Texas Tech University

Angela Mariani

Professor of Musicology

Email: angelamariani.smith@ttu.edu

Phone: (806) 834-3912

Office: School of Music, Room 216B

Angela Mariani


DM (Doctor of Music), Early Music, Indiana University Jacobs School of Music; MM (Master of Music), Early Music Vocal Performance, Indiana University; Certificate in Medieval Studies, Indiana University; BA (Bachelor of Arts) in Music Theory, University of Massachusetts.


A scholar and performer of medieval music, Dr. Angela Mariani is Professor of Musicology and the founder and Director of the Texas Tech Collegium Musicum (performing medieval, Renaissance, and early Baroque music). In 2009, she also established the School of Music's Graduate Certificate Program in Early Music Performance Practice. In 2017, Dr. Mariani received Early Music America's prestigious Thomas Binkley Award for “outstanding achievement in performance and scholarship by the director of a university or college collegium musicum.” An elected member of the TTU Teaching Academy since 2007, she is also a 2018 recipient of TTU's President's Excellence in Teaching Award.
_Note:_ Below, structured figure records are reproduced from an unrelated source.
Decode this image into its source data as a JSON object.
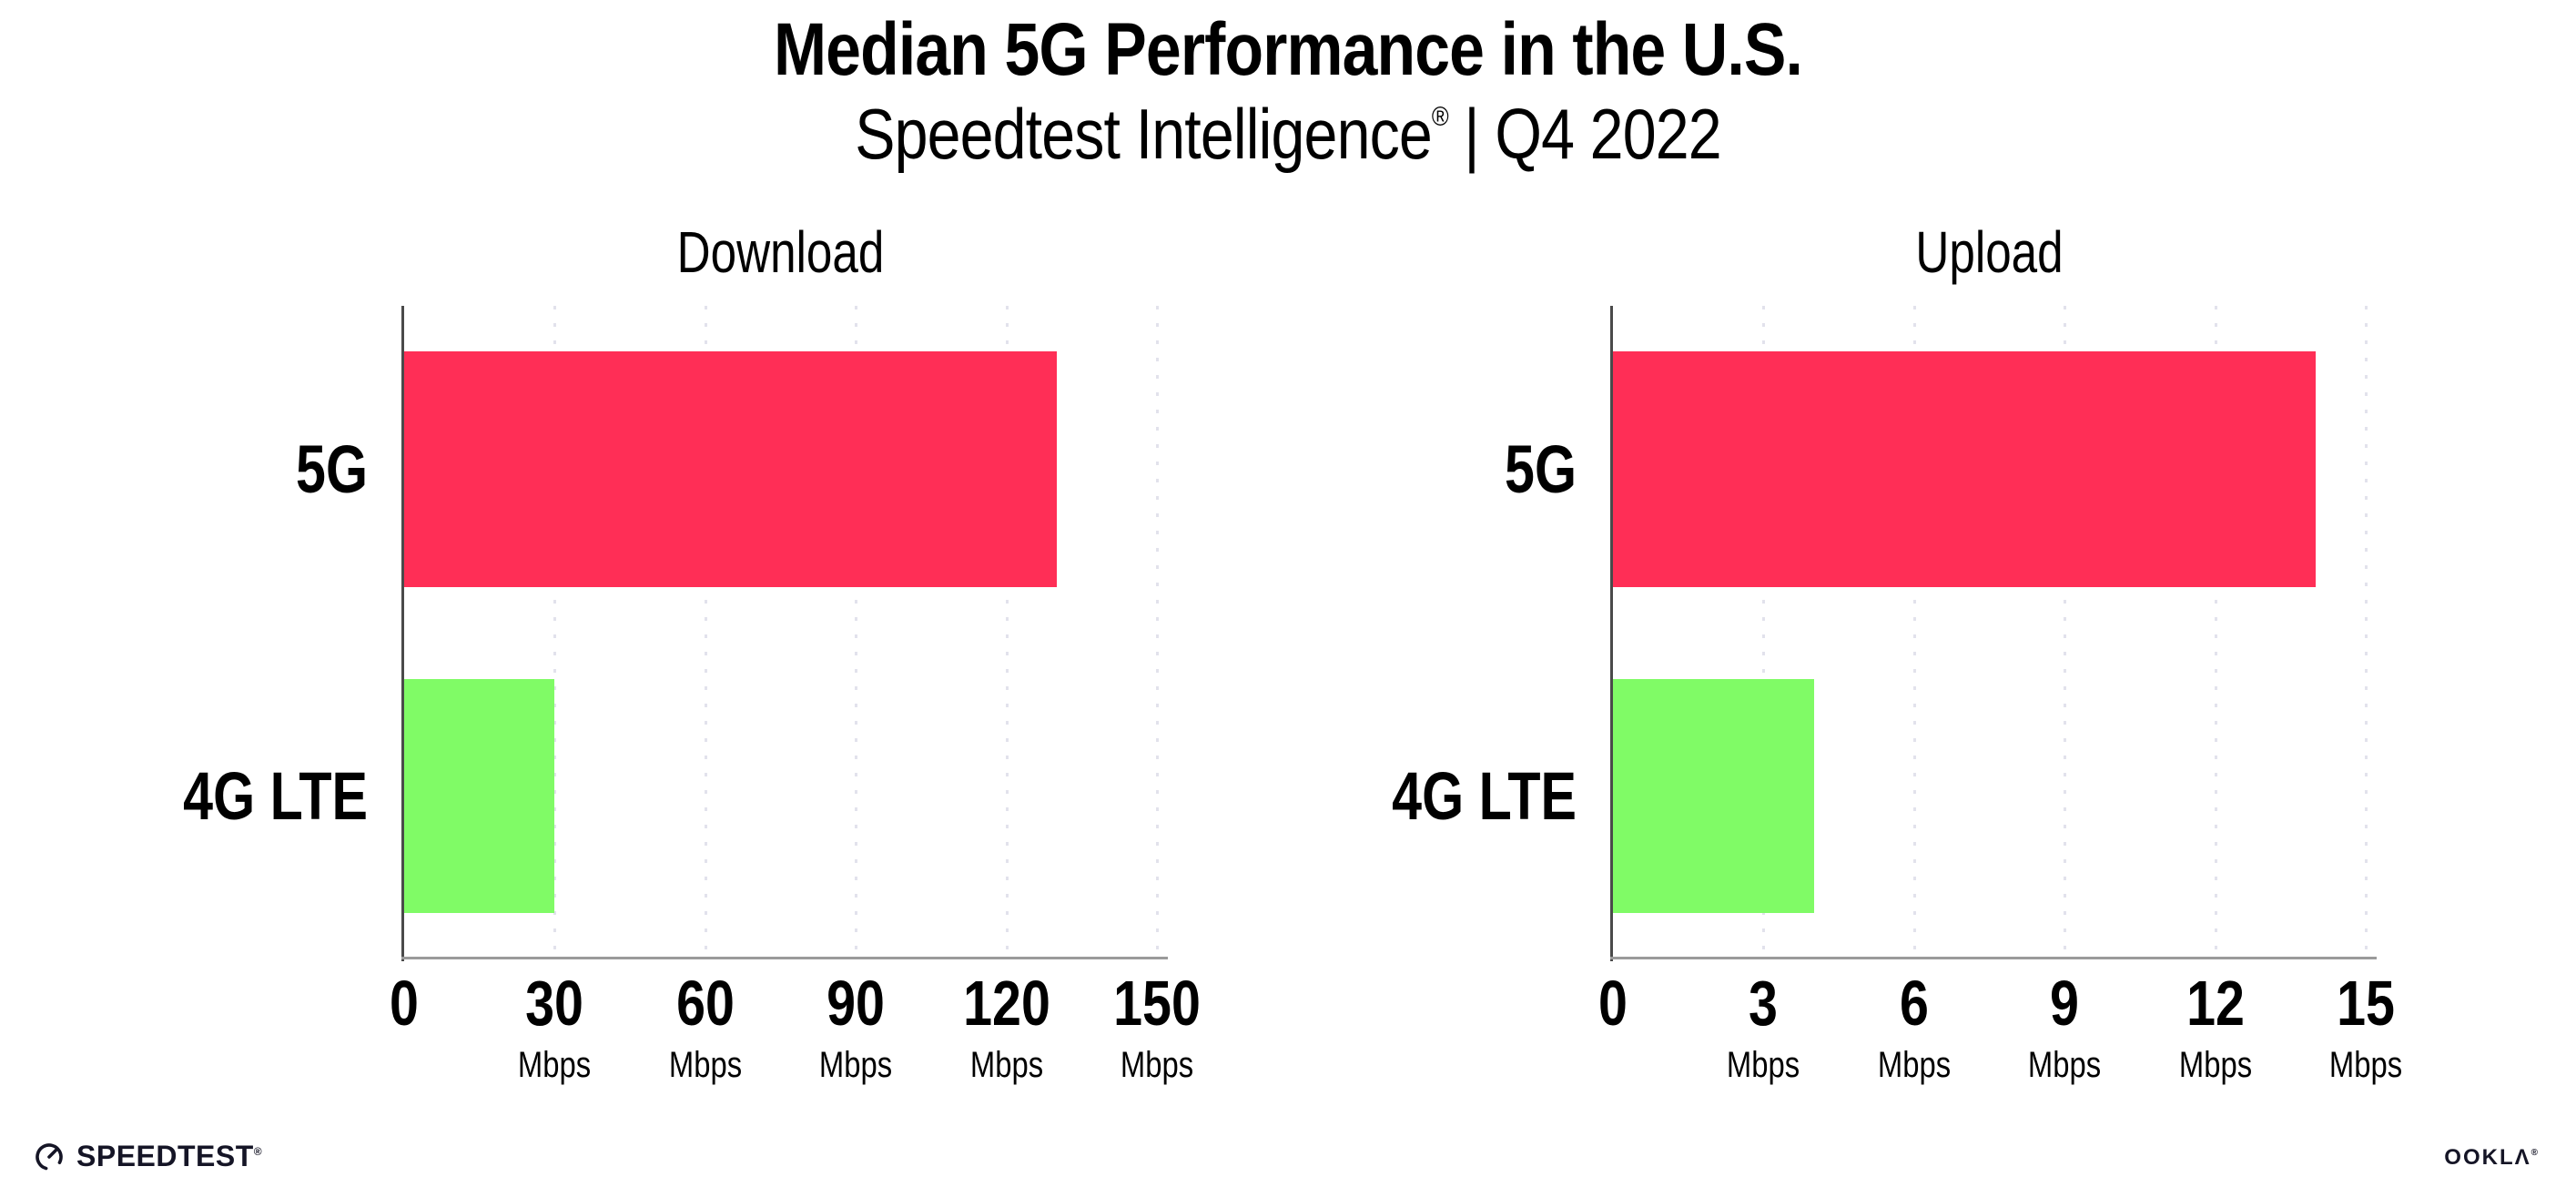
{
  "header": {
    "title": "Median 5G Performance in the U.S.",
    "subtitle_brand": "Speedtest Intelligence",
    "subtitle_reg": "®",
    "subtitle_rest": " | Q4 2022"
  },
  "colors": {
    "bar_5g": "#FF2E56",
    "bar_4g_lte": "#80FB66",
    "gridline": "#E2E2EC",
    "x_axis": "#9B9B9B",
    "y_axis": "#4A4A4A",
    "text": "#000000",
    "logo": "#151526"
  },
  "chart_data": [
    {
      "type": "bar",
      "orientation": "horizontal",
      "title": "Download",
      "categories": [
        "5G",
        "4G LTE"
      ],
      "values": [
        130,
        30
      ],
      "unit": "Mbps",
      "xlim": [
        0,
        150
      ],
      "xticks": [
        0,
        30,
        60,
        90,
        120,
        150
      ],
      "tick_unit_label": "Mbps",
      "grid": "vertical dotted gridlines at each tick except 0",
      "legend": "none",
      "bar_colors": [
        "#FF2E56",
        "#80FB66"
      ]
    },
    {
      "type": "bar",
      "orientation": "horizontal",
      "title": "Upload",
      "categories": [
        "5G",
        "4G LTE"
      ],
      "values": [
        14,
        4
      ],
      "unit": "Mbps",
      "xlim": [
        0,
        15
      ],
      "xticks": [
        0,
        3,
        6,
        9,
        12,
        15
      ],
      "tick_unit_label": "Mbps",
      "grid": "vertical dotted gridlines at each tick except 0",
      "legend": "none",
      "bar_colors": [
        "#FF2E56",
        "#80FB66"
      ]
    }
  ],
  "footer": {
    "speedtest_label": "SPEEDTEST",
    "speedtest_reg": "®",
    "ookla_label": "OOKLΛ",
    "ookla_reg": "®"
  }
}
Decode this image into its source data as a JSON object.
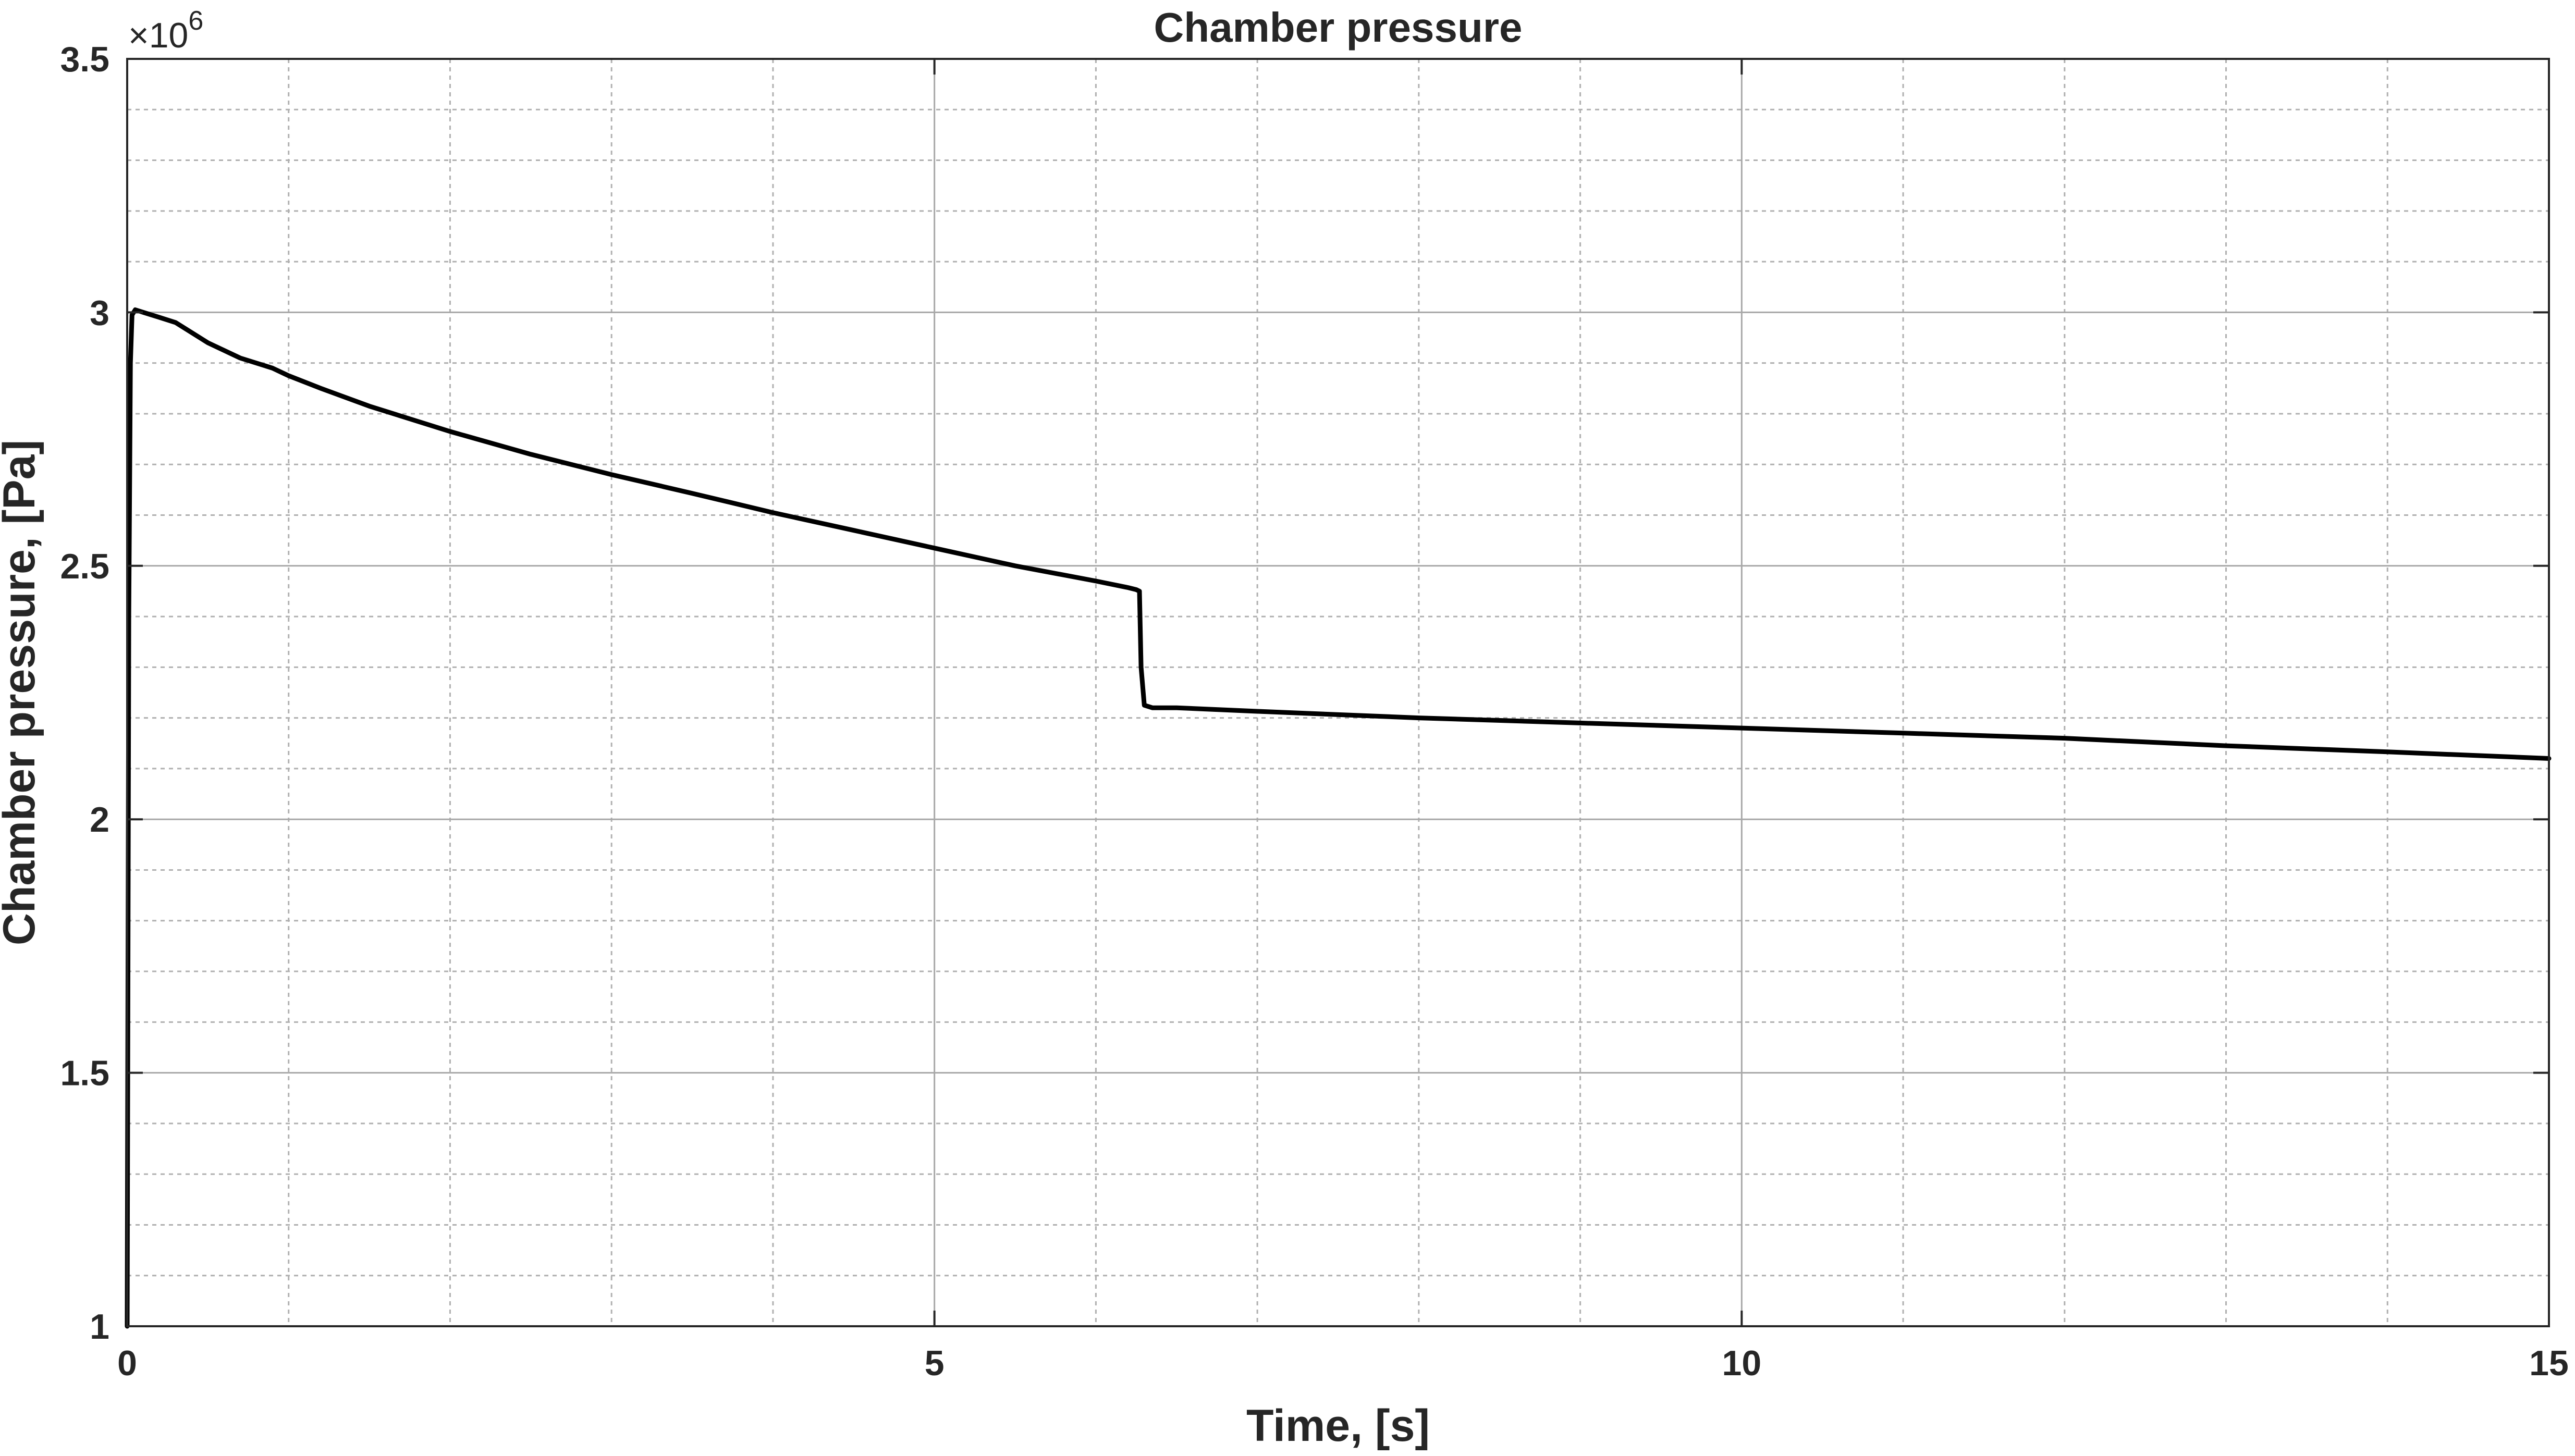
{
  "chart_data": {
    "type": "line",
    "title": "Chamber pressure",
    "xlabel": "Time, [s]",
    "ylabel": "Chamber pressure, [Pa]",
    "y_exponent_label": "×10",
    "y_exponent_power": "6",
    "xlim": [
      0,
      15
    ],
    "ylim": [
      1,
      3.5
    ],
    "x_ticks": [
      0,
      5,
      10,
      15
    ],
    "x_tick_labels": [
      "0",
      "5",
      "10",
      "15"
    ],
    "y_ticks": [
      1,
      1.5,
      2,
      2.5,
      3,
      3.5
    ],
    "y_tick_labels": [
      "1",
      "1.5",
      "2",
      "2.5",
      "3",
      "3.5"
    ],
    "x_minor_step": 1,
    "y_minor_step": 0.1,
    "grid": true,
    "minor_grid": true,
    "line_color": "#000000",
    "grid_color": "#b0b0b0",
    "axis_color": "#262626",
    "series": [
      {
        "x": [
          0,
          0.005,
          0.01,
          0.02,
          0.03,
          0.05,
          0.1,
          0.2,
          0.3,
          0.5,
          0.7,
          0.9,
          1.0,
          1.2,
          1.5,
          2.0,
          2.5,
          3.0,
          3.5,
          4.0,
          4.5,
          5.0,
          5.5,
          6.0,
          6.2,
          6.25,
          6.27,
          6.28,
          6.3,
          6.35,
          6.5,
          7.0,
          8.0,
          9.0,
          10.0,
          11.0,
          12.0,
          13.0,
          14.0,
          15.0
        ],
        "y": [
          1.0,
          1.7,
          2.4,
          2.9,
          2.995,
          3.005,
          3.0,
          2.99,
          2.98,
          2.94,
          2.91,
          2.89,
          2.875,
          2.85,
          2.815,
          2.765,
          2.72,
          2.68,
          2.643,
          2.605,
          2.57,
          2.535,
          2.5,
          2.47,
          2.457,
          2.453,
          2.45,
          2.3,
          2.225,
          2.22,
          2.22,
          2.213,
          2.2,
          2.19,
          2.18,
          2.17,
          2.16,
          2.145,
          2.133,
          2.12
        ]
      }
    ]
  }
}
A native of the state of Massachusetts, Dr. Mariani began her professional music career in the world of rock and folk. While an undergrad at the University of Massachusetts, her performance activities alternated between local rock bands, folk music gigs, and the UMass Collegium Musicum (much to the chagrin of her voice instructors). In the decade that followed, she was a freelance musician in the Boston area, creating a popular acoustic fingerstyle guitar course for Boston's Guitar Workshop and co-founding the folk-rock band Reynardine with Chris Smith. Inspired by a growing interest in medieval music, Dr. Mariani left Boston for the Early Music Institute (now the Historical Performance Institute) at Indiana University's prestigious Jacobs School of Music, where she studied medieval music performance practice with the groundbreaking early music scholar and performer Thomas Binkley. She also studied medieval music with Benjamin Bagby and Barbara Thornton of Sequentia.  While still at Indiana, she co-founded Altramar medieval music ensemble, recording and touring internationally (7 CDs on the Dorian Group label and several tracks for the Norton Anthology of Music).

Dr. Mariani's main research area is medieval music, and in particular historical performance, a discipline that involves extensive inquiry into historical instruments, early notation, unwritten improvisatory and ornamental practices, and the historical context of particular repertoires. As in other areas of Arts Practice Research, these products of scholarship manifest not only in terms of scholarly writings, but also in the process of creating, producing, and directing regular performances. A secondary research area is Contemplative Pedagogy in Higher Education, an approach to pedagogy that seeks to integrate techniques of contemplation, meditation and mindfulness into the process of teaching and learning at the university level. In 2017, Dr. Mariani's book Improvisation and Inventio in the Performance of Medieval Music was published by Oxford University Press; in that same year she also received TTU's Barnie E. Rushing Jr. Faculty Distinguished Research Award (Humanities). In 2019, the book received Texas Tech's First Place President's Faculty Book Award. 

Since 1991, Dr. Mariani has also hosted the nationally-syndicated early music radio program Harmonia, which is heard on over a hundred stations around the US and streams globally on the internet. She maintains her interest in both rock and traditional folk music, performing and recording traditional Irish music with the group Johnny Faa and European “balfolk” with the group Rattleskull. She has published and presented on the topics of early music performance practice, public radio, and rock and roll, and has appeared on National Public Radio, Deutsche Welle, Radio Netherlands, and the CBC.  

In 2018, Dr. Mariani was named a TTU Integrated Scholar, an award that recognizes faculty who “generate synergy” between the three areas of teaching, research, and service. 

Dr. Mariani teaches the following courses:

Introduction to Early Music Performance Practice; Medieval Music Seminar; Composer Seminar, Hildegard von Bingen; Composer Seminar, Claudio Monteverdi; Creating the Critical Listener (a large-enrollment course for first-year music students); Music and the Contemplative Mind, The Arts in Contemporary Context (a Fine Arts PhD Core course). In her first years of teaching at Tech, she also designed and inaugurated the original iteration of Tech's very popular, large-enrollment History of Rock and Roll course, and has served on dozens of Master's, Doctoral, and PhD thesis  and exam committees.